Why hospital discharge is everyone’s problem (and how new plans can help)
Progress so far
A lot has changed, both at a national and local level, since we published Safely Home, our report on delayed discharge, in 2015. We explored the impact of delays on people and their families, as well as initiatives helping to address this issue across the country. Delayed discharge from hospital figures (often called Delayed Transfers of Care, or DTOCs) have continued to rise, in spite of efforts to share good practice across health and care organisations. The Care Quality Commission and Age UK, amongst others, have identified a developing ‘tipping point’ in the social care sector if a range of issues, including funding, are not addressed quickly. This is a concern, not least because of the impact that this has on people being discharged from hospitals and their families.
Addressing the issue together
There is, unfortunately, no easy fix. The issue of sending people home from hospital is a complex one, as it involves lots of people having to work together from different organisations. Hospitals that find themselves with beds occupied by people well enough to be discharged but unable to go home cannot solve the problem in isolation; nor can social care providers shoulder all of the blame. Whether a result of a wait for medication, a failure of communication between health and care providers or else simply because there is nowhere for them to go, delays to discharge are everyone’s problem.
This is just one reason why we are partnering with the King’s Fund to deliver a conference today, looking at how we can work together to improve discharge. It’s really positive that so many people across health and care are ready and willing to look at the issue together.

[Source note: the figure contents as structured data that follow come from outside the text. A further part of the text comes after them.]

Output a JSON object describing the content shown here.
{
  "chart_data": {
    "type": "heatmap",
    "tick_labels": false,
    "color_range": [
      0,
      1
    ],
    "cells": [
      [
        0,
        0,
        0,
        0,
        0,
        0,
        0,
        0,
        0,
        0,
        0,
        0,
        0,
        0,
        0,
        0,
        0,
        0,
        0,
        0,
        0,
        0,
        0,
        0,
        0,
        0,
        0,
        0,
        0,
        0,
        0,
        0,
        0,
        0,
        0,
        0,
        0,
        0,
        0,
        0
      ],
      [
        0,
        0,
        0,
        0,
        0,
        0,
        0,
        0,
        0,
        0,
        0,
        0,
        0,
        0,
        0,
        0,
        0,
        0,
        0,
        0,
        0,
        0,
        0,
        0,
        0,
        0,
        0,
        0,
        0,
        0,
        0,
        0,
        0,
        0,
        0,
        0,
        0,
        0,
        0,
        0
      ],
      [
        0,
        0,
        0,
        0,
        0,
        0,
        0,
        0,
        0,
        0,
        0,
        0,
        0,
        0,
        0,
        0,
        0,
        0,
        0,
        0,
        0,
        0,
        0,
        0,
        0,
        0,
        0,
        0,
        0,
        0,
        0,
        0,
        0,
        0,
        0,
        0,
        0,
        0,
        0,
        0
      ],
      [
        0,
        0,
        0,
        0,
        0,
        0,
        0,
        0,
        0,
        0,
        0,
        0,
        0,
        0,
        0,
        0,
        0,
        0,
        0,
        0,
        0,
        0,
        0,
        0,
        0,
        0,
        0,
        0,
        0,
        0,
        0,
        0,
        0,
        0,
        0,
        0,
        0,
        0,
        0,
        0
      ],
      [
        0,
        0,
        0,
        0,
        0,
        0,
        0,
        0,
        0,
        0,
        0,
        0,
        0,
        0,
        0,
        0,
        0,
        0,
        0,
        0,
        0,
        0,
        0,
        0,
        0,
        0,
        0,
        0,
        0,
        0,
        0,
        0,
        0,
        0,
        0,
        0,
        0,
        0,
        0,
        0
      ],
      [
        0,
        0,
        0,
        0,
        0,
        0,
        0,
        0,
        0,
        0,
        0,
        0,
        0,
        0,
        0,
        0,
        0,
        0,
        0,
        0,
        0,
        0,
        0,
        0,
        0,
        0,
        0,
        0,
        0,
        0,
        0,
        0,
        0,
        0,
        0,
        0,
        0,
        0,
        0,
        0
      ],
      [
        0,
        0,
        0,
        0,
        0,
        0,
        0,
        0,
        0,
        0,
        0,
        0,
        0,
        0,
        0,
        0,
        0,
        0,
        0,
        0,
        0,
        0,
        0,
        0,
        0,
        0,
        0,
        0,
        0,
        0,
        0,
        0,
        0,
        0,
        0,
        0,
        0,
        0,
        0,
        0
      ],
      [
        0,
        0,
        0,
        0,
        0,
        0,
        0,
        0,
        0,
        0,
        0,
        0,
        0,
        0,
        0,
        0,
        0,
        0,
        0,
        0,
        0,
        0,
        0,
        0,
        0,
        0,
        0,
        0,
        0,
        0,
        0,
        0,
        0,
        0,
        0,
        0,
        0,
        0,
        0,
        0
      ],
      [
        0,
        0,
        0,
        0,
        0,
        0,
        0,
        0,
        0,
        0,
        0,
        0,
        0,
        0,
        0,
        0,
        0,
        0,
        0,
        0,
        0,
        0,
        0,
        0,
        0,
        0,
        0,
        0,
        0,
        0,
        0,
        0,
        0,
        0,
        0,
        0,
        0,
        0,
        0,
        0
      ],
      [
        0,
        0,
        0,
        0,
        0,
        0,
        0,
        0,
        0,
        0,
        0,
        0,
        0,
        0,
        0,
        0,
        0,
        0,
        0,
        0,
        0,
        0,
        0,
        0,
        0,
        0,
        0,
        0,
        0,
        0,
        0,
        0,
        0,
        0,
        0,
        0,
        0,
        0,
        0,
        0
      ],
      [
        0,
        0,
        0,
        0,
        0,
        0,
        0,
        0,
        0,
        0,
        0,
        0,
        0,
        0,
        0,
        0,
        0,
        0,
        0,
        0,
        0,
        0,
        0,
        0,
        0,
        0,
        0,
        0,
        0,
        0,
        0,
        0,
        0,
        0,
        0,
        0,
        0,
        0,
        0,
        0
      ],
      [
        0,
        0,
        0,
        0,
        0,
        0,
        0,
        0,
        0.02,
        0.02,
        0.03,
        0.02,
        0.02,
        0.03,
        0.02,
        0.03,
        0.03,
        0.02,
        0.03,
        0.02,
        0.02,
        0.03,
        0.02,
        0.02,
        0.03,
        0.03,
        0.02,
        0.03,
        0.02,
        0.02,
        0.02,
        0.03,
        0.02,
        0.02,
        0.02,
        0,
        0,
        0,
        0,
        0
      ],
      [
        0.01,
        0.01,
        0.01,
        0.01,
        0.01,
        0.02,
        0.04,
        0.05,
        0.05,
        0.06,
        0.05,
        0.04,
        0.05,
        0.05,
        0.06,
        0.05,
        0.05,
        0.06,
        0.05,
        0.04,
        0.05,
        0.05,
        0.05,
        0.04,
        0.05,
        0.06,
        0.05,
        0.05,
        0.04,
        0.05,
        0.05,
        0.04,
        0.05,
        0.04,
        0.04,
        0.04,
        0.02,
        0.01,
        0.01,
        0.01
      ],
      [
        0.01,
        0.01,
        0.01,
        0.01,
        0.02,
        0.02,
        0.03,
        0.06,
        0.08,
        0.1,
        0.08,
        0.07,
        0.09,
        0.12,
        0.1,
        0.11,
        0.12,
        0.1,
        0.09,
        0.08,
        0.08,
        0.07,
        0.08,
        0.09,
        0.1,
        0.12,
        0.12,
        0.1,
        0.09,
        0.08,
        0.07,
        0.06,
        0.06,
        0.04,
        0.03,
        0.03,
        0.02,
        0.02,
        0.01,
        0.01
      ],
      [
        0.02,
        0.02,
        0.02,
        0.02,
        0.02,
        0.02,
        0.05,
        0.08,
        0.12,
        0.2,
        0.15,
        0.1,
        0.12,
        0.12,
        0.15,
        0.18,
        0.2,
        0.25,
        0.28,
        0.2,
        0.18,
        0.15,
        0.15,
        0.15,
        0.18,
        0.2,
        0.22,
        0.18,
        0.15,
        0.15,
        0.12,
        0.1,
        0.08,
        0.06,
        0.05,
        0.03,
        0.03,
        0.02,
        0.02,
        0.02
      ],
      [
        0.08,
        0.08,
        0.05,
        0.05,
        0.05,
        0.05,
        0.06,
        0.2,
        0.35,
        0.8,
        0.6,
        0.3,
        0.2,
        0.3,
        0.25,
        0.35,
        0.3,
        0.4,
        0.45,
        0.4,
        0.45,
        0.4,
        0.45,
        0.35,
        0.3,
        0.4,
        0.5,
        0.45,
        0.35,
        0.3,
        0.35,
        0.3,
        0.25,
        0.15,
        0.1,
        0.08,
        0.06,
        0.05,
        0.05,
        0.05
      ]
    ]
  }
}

How Sustainability and Transformation Plans can help
The introduction of Sustainability and Transformation Plans (STPs) could provide a great opportunity for people to work more closely. STPs are a new approach to ensuring that health and care services are planned around the needs of local people rather than by individual organisations. A number of STPs have put discharge at the heart of their plans to make sure that they work together and get things right for patients in the future. They’ll also give people running services the opportunity to think differently about the way they work, with an increased emphasis on making sure the public are at the heart of care.
This opportunity to change working practices that cause delays to discharge is already being taken advantage of through the use of the Red2Green approach. This initiative aims to reduce the number of ‘red days’, when patients spend days in hospital that do not directly contribute towards their discharge, and replace them with ‘green days’, which help people get home, by people working better together. Red2Green aims to ensure that everyone, especially the person receiving care, understands the next steps and knows that the system of care aims to reduce lost time and put the right support in place.
Putting people at the heart of change
Of course, listening to and learning from people’s experiences will provide the best measure of how discharge is working. That’s why we believe that patient experience of discharge is an excellent way to assess progress in health and social care integration. Patient experience of leaving hospital, and the care and support they receive afterwards to help them recover, provides real insight into how well services are working together, how efficient the local system is and the extent to which it is patient-centred. STPs are ideally placed to help deliver this.
While discharge is everyone’s problem, we know that by sharing our experiences and learning together, we can help improve it.